Late on the third night of our journey, we leave the last village on our itinerary, Khanisirbong, where over 50 new Catholics were baptized, received first Communion and were confirmed, to return to the Don Bosco School in Malbasey. In the jeep, Bishop Stephen voices some concern to Father George and Sister Nellie, the nun who prepares the villagers for the sacraments, that some of the new converts don’t appear to be ready, a theme he has hinted obliquely before. “They can’t enjoy it,” said the bishop. “That’s the sad part. They don’t understand it and they can easily leave the church.”
Father George, who along with the sisters is the driving force on the ground behind evangelization in West Sikkim, demurs. “People may have a lot of faith but little understanding. It would take many years to build up that understanding,” he replies diplomatically as we bump along yet another rutted road.
Later, when it’s just Father George and me talking, he’s more direct. “New converts don’t need to know everything,” he says. “So what if they can’t memorize every prayer perfectly or get the sign of the cross exactly right? Are those really the most important parts of our faith?” he asks rhetorically. “My job is not to be an obstacle. Start with faith then knowledge will come. Knowledge grows over time.”
Father George sees joining the church as a first step to improving oneself and the community. “When you become a Catholic, you earn a passport to upward mobility: better education, no caste distinction, and help from the Catholic community. It’s a liberating influence from ignorance, from poverty. It is the poor who are always searching for God because they need him the most,” he says. “Take Mabong, for example. Catholicism is new there. Go back in three years and you’ll find improvements. Cleaner children, kids are in school, which in turn makes the parents want to work harder.”
In a way, the bishop himself is a product of such thinking. He joined at an early age and says he didn’t grasp much meaning for years. But slowly, by watching his parents’ example and learning from his interactions with priests -- and benefiting from their kindness -- his faith blossomed into a better understanding of the Gospel and the theological underpinnings of Catholicism. It was a process that took time.
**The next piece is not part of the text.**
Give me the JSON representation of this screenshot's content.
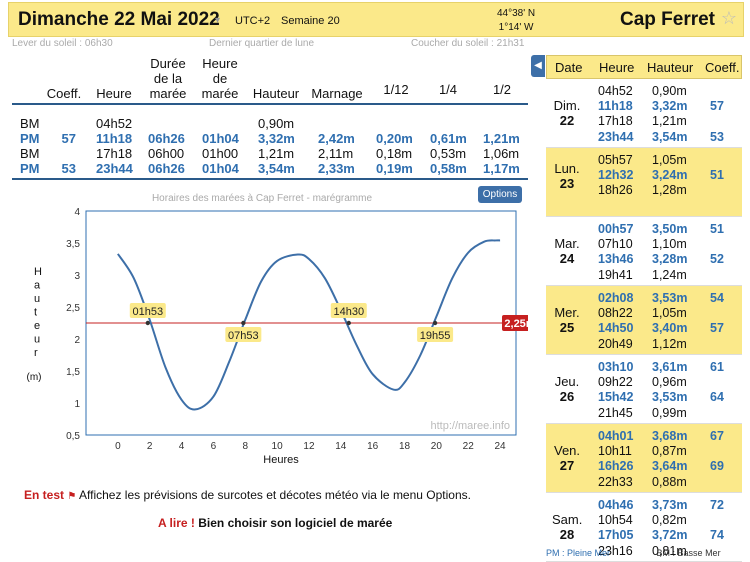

On one of our stops, we visit Dentam, a town near Behga that serves as the small commercial hub for this area of West Sikkim. Father George and Bishop Stephen look out over a large plot of vacant land; Father George points out a spot he thinks would be good for a proper church, so Masses will no longer have to be held under tarps or in living rooms. The two meet with a local Catholic businessman to talk about land possibilities. The bishop and Father George nod in agreement as they talk of better fulfilling the needs of the budding Catholic community here. While they may have minor philosophical differences about the speed at which they induct new adherents into the church, they are both toiling under incredibly difficult circumstance for the same mission. As Bishop Stephen puts it, “Our first duty is to bring the Gospel to people. We should be giving Christ every day, and going door-to-door to do it.”
[Daniel Wilkes is a recent graduate of the University of North Carolina, Chapel Hill, who has spent the last nine months working with Salesian sisters and priests in India.]